Because these events cover the vast majority of changes, the graph you see is almost always current.
Refresh Lineage
The Refresh Lineage button rebuilds your dataset's lineage graph — the nodes and connections shown in the diagram — using the most current information from the systems where your data and transformations live.
When something looks off — or when a dataset has no lineage yet, or after you've resolved an issue and want to confirm the latest dependency state — use Refresh Lineage to refresh it.
You can trigger Refresh Lineage from:
- The dataset detail page (More Actions menu, and the Lineage tab button)
- The dataset list row menu
- A connector's datasets table
What it does
Refresh Lineage re-walks the dataset's upstream and downstream dependency chain, revalidates every connected node against the source-of-truth services, and refreshes the lineage health status everywhere it's displayed (the Lineage tab, dataset and connector lists, and transformation source warnings).
When to use it manually
In day-to-day use you rarely need to click Refresh Lineage — automatic reconciliation handles new data and saved transformations. Reach for it when:
- The lineage graph looks stale or doesn't match a change you know was made
- A dataset is showing no lineage yet and you want to populate it
- You've just resolved an upstream issue and want to confirm the health status updates immediately
- You're troubleshooting and want to be certain you're looking at the latest state
Is it safe to click?
Yes. Refresh Lineage is non-destructive — it doesn't modify your source data, datasets, or transformations. It only re-reads from the source-of-truth services and updates the lineage graph. You can run it as often as you need.
When it runs automatically
You usually don't need to click this button. Lineage refreshes on its own whenever:
- Data finishes loading for a dataset
- A transformation is saved
When to click it manually
Click Refresh Lineage only if the diagram looks out of date or doesn't reflect a recent change you expect to see. In normal use, this is rarely needed.
Safe to use anytime
Refreshing lineage is non-destructive.
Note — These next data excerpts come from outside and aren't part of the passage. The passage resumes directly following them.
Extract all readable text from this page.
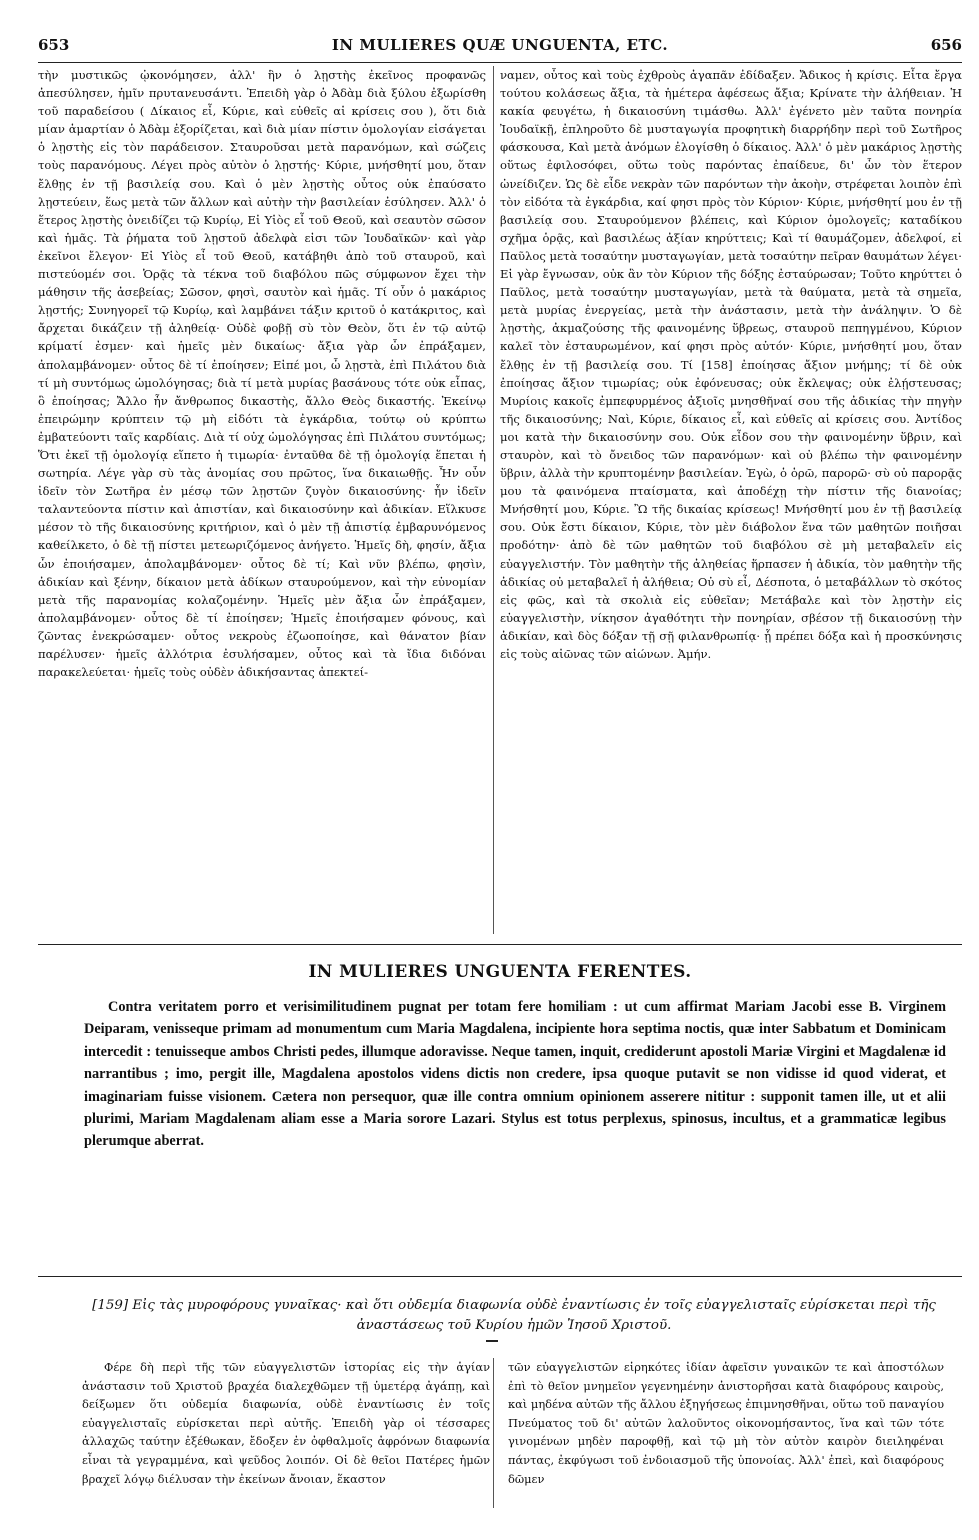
653	IN MULIERES QUÆ UNGUENTA, ETC.	656

τὴν μυστικῶς ᾠκονόμησεν, ἀλλ' ἣν ὁ λῃστὴς ἐκεῖνος προφανῶς ἀπεσύλησεν, ἡμῖν πρυτανευσάντι. Ἐπειδὴ γὰρ ὁ Ἀδὰμ διὰ ξύλου ἐξωρίσθη τοῦ παραδείσου ( Δίκαιος εἶ, Κύριε, καὶ εὐθεῖς αἱ κρίσεις σου ), ὅτι διὰ μίαν ἁμαρτίαν ὁ Ἀδὰμ ἐξορίζεται, καὶ διὰ μίαν πίστιν ὁμολογίαν εἰσάγεται ὁ λῃστὴς εἰς τὸν παράδεισον. Σταυροῦσαι μετὰ παρανόμων, καὶ σώζεις τοὺς παρανόμους. Λέγει πρὸς αὐτὸν ὁ λῃστής· Κύριε, μνήσθητί μου, ὅταν ἔλθῃς ἐν τῇ βασιλείᾳ σου. Καὶ ὁ μὲν λῃστὴς οὗτος οὐκ ἐπαύσατο λῃστεύειν, ἕως μετὰ τῶν ἄλλων καὶ αὐτὴν τὴν βασιλείαν ἐσύλησεν. Ἀλλ' ὁ ἕτερος λῃστὴς ὀνειδίζει τῷ Κυρίῳ, Εἰ Υἱὸς εἶ τοῦ Θεοῦ, καὶ σεαυτὸν σῶσον καὶ ἡμᾶς. Τὰ ῥήματα τοῦ λῃστοῦ ἀδελφὰ εἰσι τῶν Ἰουδαϊκῶν· καὶ γὰρ ἐκεῖνοι ἔλεγον· Εἰ Υἱὸς εἶ τοῦ Θεοῦ, κατάβηθι ἀπὸ τοῦ σταυροῦ, καὶ πιστεύομέν σοι. Ὁρᾷς τὰ τέκνα τοῦ διαβόλου πῶς σύμφωνον ἔχει τὴν μάθησιν τῆς ἀσεβείας; Σῶσον, φησὶ, σαυτὸν καὶ ἡμᾶς. Τί οὖν ὁ μακάριος λῃστής; Συνηγορεῖ τῷ Κυρίῳ, καὶ λαμβάνει τάξιν κριτοῦ ὁ κατάκριτος, καὶ ἄρχεται δικάζειν τῇ ἀληθείᾳ· Οὐδὲ φοβῇ σὺ τὸν Θεὸν, ὅτι ἐν τῷ αὐτῷ κρίματί ἐσμεν· καὶ ἡμεῖς μὲν δικαίως· ἄξια γὰρ ὧν ἐπράξαμεν, ἀπολαμβάνομεν· οὗτος δὲ τί ἐποίησεν; Εἰπέ μοι, ὦ λῃστὰ, ἐπὶ Πιλάτου διὰ τί μὴ συντόμως ὡμολόγησας; διὰ τί μετὰ μυρίας βασάνους τότε οὐκ εἶπας, ὃ ἐποίησας; Ἄλλο ἦν ἄνθρωπος δικαστὴς, ἄλλο Θεὸς δικαστής. Ἐκείνῳ ἐπειρώμην κρύπτειν τῷ μὴ εἰδότι τὰ ἐγκάρδια, τούτῳ οὐ κρύπτω ἐμβατεύοντι ταῖς καρδίαις. Διὰ τί οὐχ ὡμολόγησας ἐπὶ Πιλάτου συντόμως; Ὅτι ἐκεῖ τῇ ὁμολογίᾳ εἵπετο ἡ τιμωρία· ἐνταῦθα δὲ τῇ ὁμολογίᾳ ἕπεται ἡ σωτηρία. Λέγε γὰρ σὺ τὰς ἀνομίας σου πρῶτος, ἵνα δικαιωθῇς. Ἦν οὖν ἰδεῖν τὸν Σωτῆρα ἐν μέσῳ τῶν λῃστῶν ζυγὸν δικαιοσύνης· ἦν ἰδεῖν ταλαντεύοντα πίστιν καὶ ἀπιστίαν, καὶ δικαιοσύνην καὶ ἀδικίαν. Εἵλκυσε μέσον τὸ τῆς δικαιοσύνης κριτήριον, καὶ ὁ μὲν τῇ ἀπιστίᾳ ἐμβαρυνόμενος καθείλκετο, ὁ δὲ τῇ πίστει μετεωριζόμενος ἀνήγετο. Ἡμεῖς δὴ, φησίν, ἄξια ὧν ἐποιήσαμεν, ἀπολαμβάνομεν· οὗτος δὲ τί; Καὶ νῦν βλέπω, φησὶν, ἀδικίαν καὶ ξένην, δίκαιον μετὰ ἀδίκων σταυρούμενον, καὶ τὴν εὐνομίαν μετὰ τῆς παρανομίας κολαζομένην. Ἡμεῖς μὲν ἄξια ὧν ἐπράξαμεν, ἀπολαμβάνομεν· οὗτος δὲ τί ἐποίησεν; Ἡμεῖς ἐποιήσαμεν φόνους, καὶ ζῶντας ἐνεκρώσαμεν· οὗτος νεκροὺς ἐζωοποίησε, καὶ θάνατον βίαν παρέλυσεν· ἡμεῖς ἀλλότρια ἐσυλήσαμεν, οὗτος καὶ τὰ ἴδια διδόναι παρακελεύεται· ἡμεῖς τοὺς οὐδὲν ἀδικήσαντας ἀπεκτεί-

ναμεν, οὗτος καὶ τοὺς ἐχθροὺς ἀγαπᾶν ἐδίδαξεν. Ἄδικος ἡ κρίσις. Εἶτα ἔργα τούτου κολάσεως ἄξια, τὰ ἡμέτερα ἀφέσεως ἄξια; Κρίνατε τὴν ἀλήθειαν. Ἡ κακία φευγέτω, ἡ δικαιοσύνη τιμάσθω. Ἀλλ' ἐγένετο μὲν ταῦτα πονηρία Ἰουδαϊκῇ, ἐπληροῦτο δὲ μυσταγωγία προφητικὴ διαρρήδην περὶ τοῦ Σωτῆρος φάσκουσα, Καὶ μετὰ ἀνόμων ἐλογίσθη ὁ δίκαιος. Ἀλλ' ὁ μὲν μακάριος λῃστὴς οὕτως ἐφιλοσόφει, οὕτω τοὺς παρόντας ἐπαίδευε, δι' ὧν τὸν ἕτερον ὠνείδιζεν. Ὡς δὲ εἶδε νεκρὰν τῶν παρόντων τὴν ἀκοὴν, στρέφεται λοιπὸν ἐπὶ τὸν εἰδότα τὰ ἐγκάρδια, καί φησι πρὸς τὸν Κύριον· Κύριε, μνήσθητί μου ἐν τῇ βασιλείᾳ σου. Σταυρούμενον βλέπεις, καὶ Κύριον ὁμολογεῖς; καταδίκου σχῆμα ὁρᾷς, καὶ βασιλέως ἀξίαν κηρύττεις; Καὶ τί θαυμάζομεν, ἀδελφοί, εἰ Παῦλος μετὰ τοσαύτην μυσταγωγίαν, μετὰ τοσαύτην πεῖραν θαυμάτων λέγει· Εἰ γὰρ ἔγνωσαν, οὐκ ἂν τὸν Κύριον τῆς δόξης ἐσταύρωσαν; Τοῦτο κηρύττει ὁ Παῦλος, μετὰ τοσαύτην μυσταγωγίαν, μετὰ τὰ θαύματα, μετὰ τὰ σημεῖα, μετὰ μυρίας ἐνεργείας, μετὰ τὴν ἀνάστασιν, μετὰ τὴν ἀνάληψιν. Ὁ δὲ λῃστὴς, ἀκμαζούσης τῆς φαινομένης ὕβρεως, σταυροῦ πεπηγμένου, Κύριον καλεῖ τὸν ἐσταυρωμένον, καί φησι πρὸς αὐτόν· Κύριε, μνήσθητί μου, ὅταν ἔλθῃς ἐν τῇ βασιλείᾳ σου. Τί [158] ἐποίησας ἄξιον μνήμης; τί δὲ οὐκ ἐποίησας ἄξιον τιμωρίας; οὐκ ἐφόνευσας; οὐκ ἔκλεψας; οὐκ ἐλῄστευσας; Μυρίοις κακοῖς ἐμπεφυρμένος ἀξιοῖς μνησθῆναί σου τῆς ἀδικίας τὴν πηγὴν τῆς δικαιοσύνης; Ναὶ, Κύριε, δίκαιος εἶ, καὶ εὐθεῖς αἱ κρίσεις σου. Ἀντίδος μοι κατὰ τὴν δικαιοσύνην σου. Οὐκ εἶδον σου τὴν φαινομένην ὕβριν, καὶ σταυρὸν, καὶ τὸ ὄνειδος τῶν παρανόμων· καὶ οὐ βλέπω τὴν φαινομένην ὕβριν, ἀλλὰ τὴν κρυπτομένην βασιλείαν. Ἐγὼ, ὁ ὁρῶ, παρορῶ· σὺ οὐ παρορᾷς μου τὰ φαινόμενα πταίσματα, καὶ ἀποδέχῃ τὴν πίστιν τῆς διανοίας; Μνήσθητί μου, Κύριε. Ὢ τῆς δικαίας κρίσεως! Μνήσθητί μου ἐν τῇ βασιλείᾳ σου. Οὐκ ἔστι δίκαιον, Κύριε, τὸν μὲν διάβολον ἕνα τῶν μαθητῶν ποιῆσαι προδότην· ἀπὸ δὲ τῶν μαθητῶν τοῦ διαβόλου σὲ μὴ μεταβαλεῖν εἰς εὐαγγελιστήν. Τὸν μαθητὴν τῆς ἀληθείας ἥρπασεν ἡ ἀδικία, τὸν μαθητὴν τῆς ἀδικίας οὐ μεταβαλεῖ ἡ ἀλήθεια; Οὐ σὺ εἶ, Δέσποτα, ὁ μεταβάλλων τὸ σκότος εἰς φῶς, καὶ τὰ σκολιὰ εἰς εὐθεῖαν; Μετάβαλε καὶ τὸν λῃστὴν εἰς εὐαγγελιστὴν, νίκησον ἀγαθότητι τὴν πονηρίαν, σβέσον τῇ δικαιοσύνῃ τὴν ἀδικίαν, καὶ δὸς δόξαν τῇ σῇ φιλανθρωπίᾳ· ᾗ πρέπει δόξα καὶ ἡ προσκύνησις εἰς τοὺς αἰῶνας τῶν αἰώνων. Ἀμήν.

IN MULIERES UNGUENTA FERENTES.

Contra veritatem porro et verisimilitudinem pugnat per totam fere homiliam : ut cum affirmat Mariam Jacobi esse B. Virginem Deiparam, venisseque primam ad monumentum cum Maria Magdalena, incipiente hora septima noctis, quæ inter Sabbatum et Dominicam intercedit : tenuisseque ambos Christi pedes, illumque adoravisse. Neque tamen, inquit, crediderunt apostoli Mariæ Virgini et Magdalenæ id narrantibus ; imo, pergit ille, Magdalena apostolos videns dictis non credere, ipsa quoque putavit se non vidisse id quod viderat, et imaginariam fuisse visionem. Cætera non persequor, quæ ille contra omnium opinionem asserere nititur : supponit tamen ille, ut et alii plurimi, Mariam Magdalenam aliam esse a Maria sorore Lazari. Stylus est totus perplexus, spinosus, incultus, et a grammaticæ legibus plerumque aberrat.

[159] Εἰς τὰς μυροφόρους γυναῖκας· καὶ ὅτι οὐδεμία διαφωνία οὐδὲ ἐναντίωσις ἐν τοῖς εὐαγγελισταῖς εὑρίσκεται περὶ τῆς ἀναστάσεως τοῦ Κυρίου ἡμῶν Ἰησοῦ Χριστοῦ.

Φέρε δὴ περὶ τῆς τῶν εὐαγγελιστῶν ἱστορίας εἰς τὴν ἁγίαν ἀνάστασιν τοῦ Χριστοῦ βραχέα διαλεχθῶμεν τῇ ὑμετέρᾳ ἀγάπῃ, καὶ δείξωμεν ὅτι οὐδεμία διαφωνία, οὐδὲ ἐναντίωσις ἐν τοῖς εὐαγγελισταῖς εὑρίσκεται περὶ αὐτῆς. Ἐπειδὴ γὰρ οἱ τέσσαρες ἀλλαχῶς ταύτην ἐξέθωκαν, ἔδοξεν ἐν ὀφθαλμοῖς ἀφρόνων διαφωνία εἶναι τὰ γεγραμμένα, καὶ ψεῦδος λοιπόν. Οἱ δὲ θεῖοι Πατέρες ἡμῶν βραχεῖ λόγῳ διέλυσαν τὴν ἐκείνων ἄνοιαν, ἕκαστον

τῶν εὐαγγελιστῶν εἰρηκότες ἰδίαν ἀφεῖσιν γυναικῶν τε καὶ ἀποστόλων ἐπὶ τὸ θεῖον μνημεῖον γεγενημένην ἀνιστορῆσαι κατὰ διαφόρους καιροὺς, καὶ μηδένα αὐτῶν τῆς ἄλλου ἐξηγήσεως ἐπιμνησθῆναι, οὕτω τοῦ παναγίου Πνεύματος τοῦ δι' αὐτῶν λαλοῦντος οἰκονομήσαντος, ἵνα καὶ τῶν τότε γινομένων μηδὲν παροφθῇ, καὶ τῷ μὴ τὸν αὐτὸν καιρὸν διειληφέναι πάντας, ἐκφύγωσι τοῦ ἐνδοιασμοῦ τῆς ὑπονοίας. Ἀλλ' ἐπεὶ, καὶ διαφόρους δῶμεν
It only re-reads existing information to redraw the graph — it does not change, delete, or move any of your data, datasets, or transformations, so it's safe to click whenever you want to verify the view is current.
Note: This button was previously labeled "Reconcile."
Renamed from "Reconcile Lineage"This action was previously labeled Reconcile Lineage. It has been renamed to Refresh Lineage — both in the More Actions menu on Dataset Details and on the Lineage tab button — to better reflect what the action actually does.